Combien de personnes, dans ce métro, faisaient partie de l’Antimonde ? Quelle était, ici, la proportion des humains et des anti-humains ? Délivré de son ancien élève, Julien rentrait chez lui. Dans la rame, les deux camps étaient là, positionnés sur des strapontins. D’une part, les gens normaux : ceux qui partaient en vacances et allaient à des soirées, ceux qui socialisaient avec les autres et qui s’écoutaient parler, ceux qui se forgeaient des ambitions et croyaient en des valeurs, ceux dont la vie épousait le cours d’une entité externe et qui se sentaient embarqués dans le trajet de cette vie. De l’autre, cachés parmi la foule, disséminés et clandestins, Julien et ses semblables. Les geeks qui, une fois pour toutes, avaient renoncé à s’épanouir ici et maintenant. Les célibataires qui faisaient l’amour à travers le micropénis d’un avatar. Les Français moyens qui voyageaient sur internet. Les hommes-légumes qui réduisaient leur existence au strict minimum, déversant leur frustration dans un paradis artificiel.

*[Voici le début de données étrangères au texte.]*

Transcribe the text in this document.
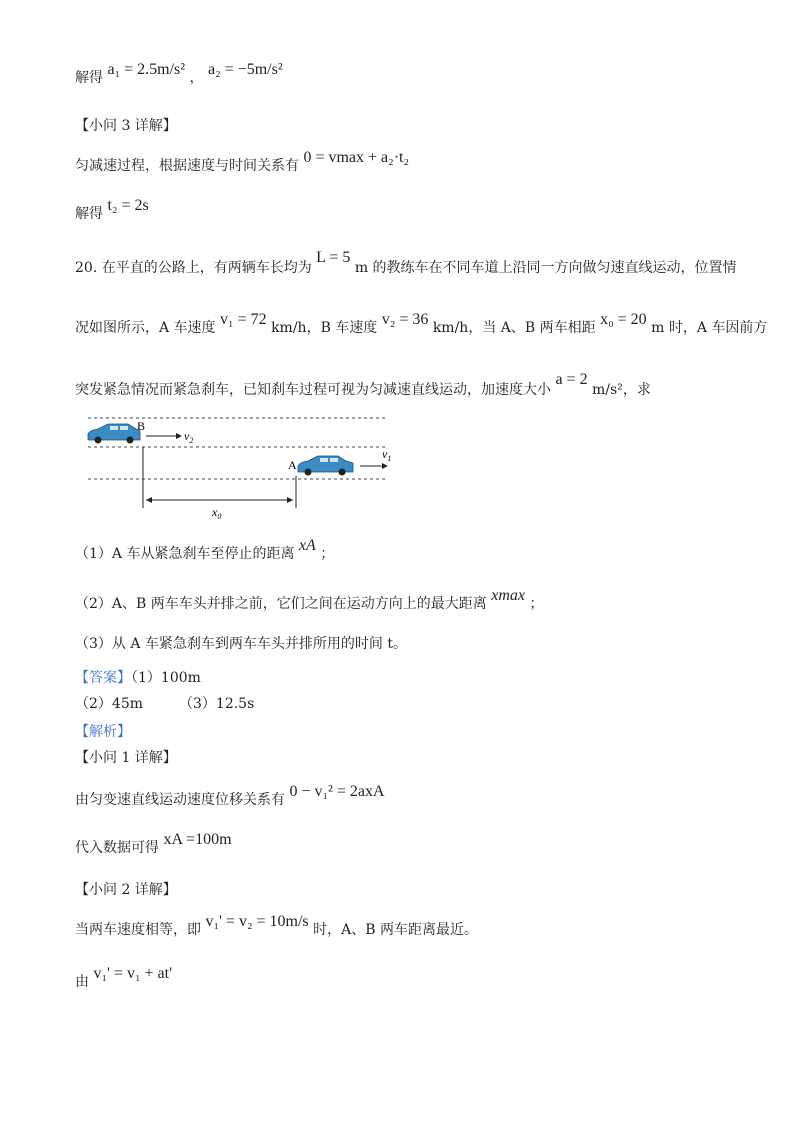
解得 a₁ = 2.5m/s² ， a₂ = −5m/s²
【小问 3 详解】
匀减速过程，根据速度与时间关系有 0 = vmax + a₂·t₂
解得 t₂ = 2s
20. 在平直的公路上，有两辆车长均为 L = 5 m 的教练车在不同车道上沿同一方向做匀速直线运动，位置情
况如图所示，A 车速度 v₁ = 72 km/h，B 车速度 v₂ = 36 km/h，当 A、B 两车相距 x₀ = 20 m 时，A 车因前方
突发紧急情况而紧急刹车，已知刹车过程可视为匀减速直线运动，加速度大小 a = 2 m/s²，求
B
$v_2$
A
$v_1$
$x_0$
（1）A 车从紧急刹车至停止的距离 xA ；
（2）A、B 两车车头并排之前，它们之间在运动方向上的最大距离 xmax ；
（3）从 A 车紧急刹车到两车车头并排所用的时间 t。
【答案】（1）100m
（2）45m	（3）12.5s
【解析】
【小问 1 详解】
由匀变速直线运动速度位移关系有 0 − v₁² = 2axA
代入数据可得 xA =100m
【小问 2 详解】
当两车速度相等，即 v₁' = v₂ = 10m/s 时，A、B 两车距离最近。
由 v₁' = v₁ + at'
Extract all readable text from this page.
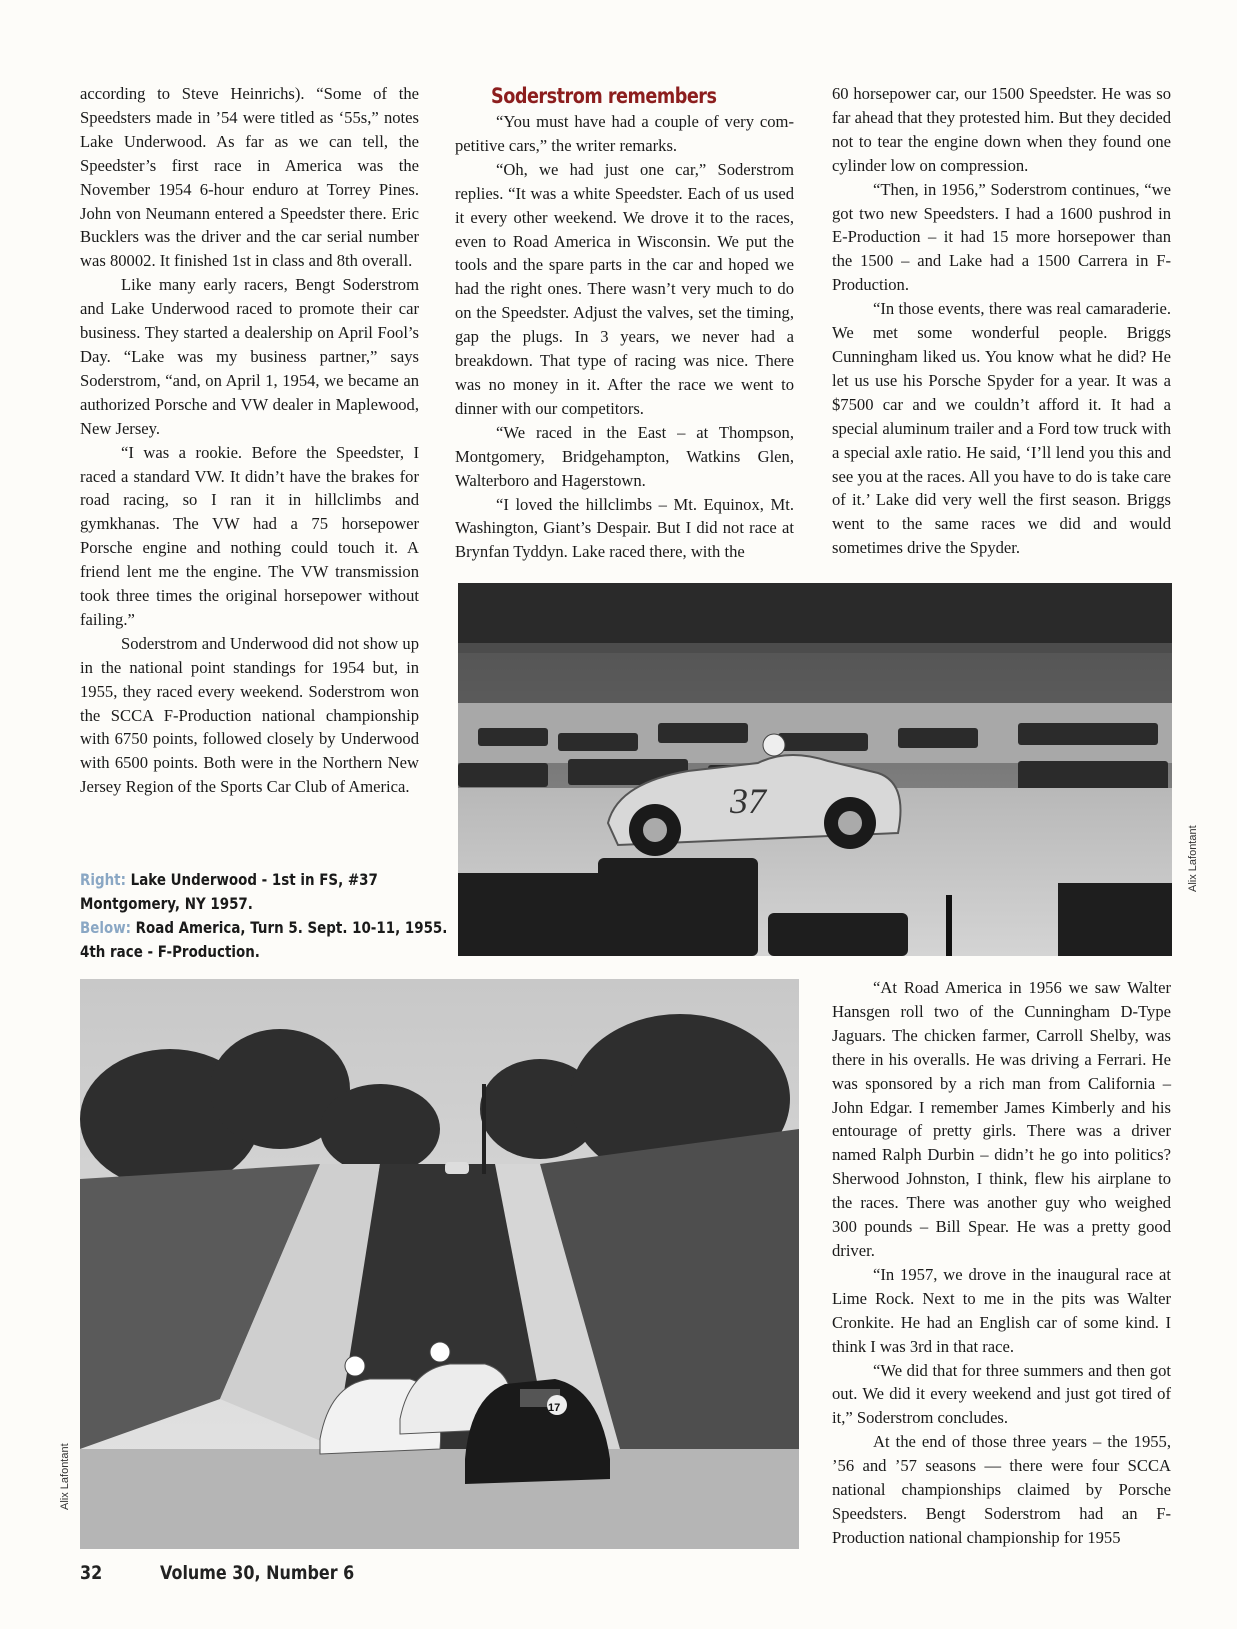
according to Steve Heinrichs). “Some of the Speedsters made in ’54 were titled as ‘55s,” notes Lake Underwood. As far as we can tell, the Speedster’s first race in America was the November 1954 6-hour enduro at Torrey Pines. John von Neumann entered a Speedster there. Eric Bucklers was the driver and the car serial number was 80002. It finished 1st in class and 8th overall.

Like many early racers, Bengt Soderstrom and Lake Underwood raced to promote their car business. They started a dealership on April Fool’s Day. “Lake was my business partner,” says Soderstrom, “and, on April 1, 1954, we became an authorized Porsche and VW dealer in Maplewood, New Jersey.

“I was a rookie. Before the Speedster, I raced a standard VW. It didn’t have the brakes for road racing, so I ran it in hillclimbs and gymkhanas. The VW had a 75 horsepower Porsche engine and nothing could touch it. A friend lent me the engine. The VW transmission took three times the original horsepower without failing.”

Soderstrom and Underwood did not show up in the national point standings for 1954 but, in 1955, they raced every weekend. Soderstrom won the SCCA F-Production national championship with 6750 points, followed closely by Underwood with 6500 points. Both were in the Northern New Jersey Region of the Sports Car Club of America.

Soderstrom remembers

“You must have had a couple of very competitive cars,” the writer remarks.

“Oh, we had just one car,” Soderstrom replies. “It was a white Speedster. Each of us used it every other weekend. We drove it to the races, even to Road America in Wisconsin. We put the tools and the spare parts in the car and hoped we had the right ones. There wasn’t very much to do on the Speedster. Adjust the valves, set the timing, gap the plugs. In 3 years, we never had a breakdown. That type of racing was nice. There was no money in it. After the race we went to dinner with our competitors.

“We raced in the East – at Thompson, Montgomery, Bridgehampton, Watkins Glen, Walterboro and Hagerstown.

“I loved the hillclimbs – Mt. Equinox, Mt. Washington, Giant’s Despair. But I did not race at Brynfan Tyddyn. Lake raced there, with the

60 horsepower car, our 1500 Speedster. He was so far ahead that they protested him. But they decided not to tear the engine down when they found one cylinder low on compression.

“Then, in 1956,” Soderstrom continues, “we got two new Speedsters. I had a 1600 pushrod in E-Production – it had 15 more horsepower than the 1500 – and Lake had a 1500 Carrera in F-Production.

“In those events, there was real camaraderie. We met some wonderful people. Briggs Cunningham liked us. You know what he did? He let us use his Porsche Spyder for a year. It was a $7500 car and we couldn’t afford it. It had a special aluminum trailer and a Ford tow truck with a special axle ratio. He said, ‘I’ll lend you this and see you at the races. All you have to do is take care of it.’ Lake did very well the first season. Briggs went to the same races we did and would sometimes drive the Spyder.

“At Road America in 1956 we saw Walter Hansgen roll two of the Cunningham D-Type Jaguars. The chicken farmer, Carroll Shelby, was there in his overalls. He was driving a Ferrari. He was sponsored by a rich man from California – John Edgar. I remember James Kimberly and his entourage of pretty girls. There was a driver named Ralph Durbin – didn’t he go into politics? Sherwood Johnston, I think, flew his airplane to the races. There was another guy who weighed 300 pounds – Bill Spear. He was a pretty good driver.

“In 1957, we drove in the inaugural race at Lime Rock. Next to me in the pits was Walter Cronkite. He had an English car of some kind. I think I was 3rd in that race.

“We did that for three summers and then got out. We did it every weekend and just got tired of it,” Soderstrom concludes.

At the end of those three years – the 1955, ’56 and ’57 seasons — there were four SCCA national championships claimed by Porsche Speedsters. Bengt Soderstrom had an F-Production national championship for 1955

Right: Lake Underwood - 1st in FS, #37
Montgomery, NY 1957.
Below: Road America, Turn 5. Sept. 10-11, 1955.
4th race - F-Production.
37
Alix Lafontant
17
Alix Lafontant
32	Volume 30, Number 6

Les pauvres types qui ne trouvaient pas leur place dans un monde de cons.


A l’heure où la jeunesse désertait massivement les livres au profit des écrans, l’écriture pouvait-elle s’émanciper du papier ?


(…) Vangel révolutionnait la manière de faire de l’art. Par un alliage subtil de pudeur absolue et de marketing efficace, à travers le story-telling de son avatar, il ouvrait la voie à une nouvelle configuration. Désormais, seule l’image publique comptait ; l’artiste en tant que corps, le poète et son « moi », la psychologie des écrivains, leur existence privée – tout cela disparaissait. Il n’y avait que des œuvres et plus personne pour se les approprier.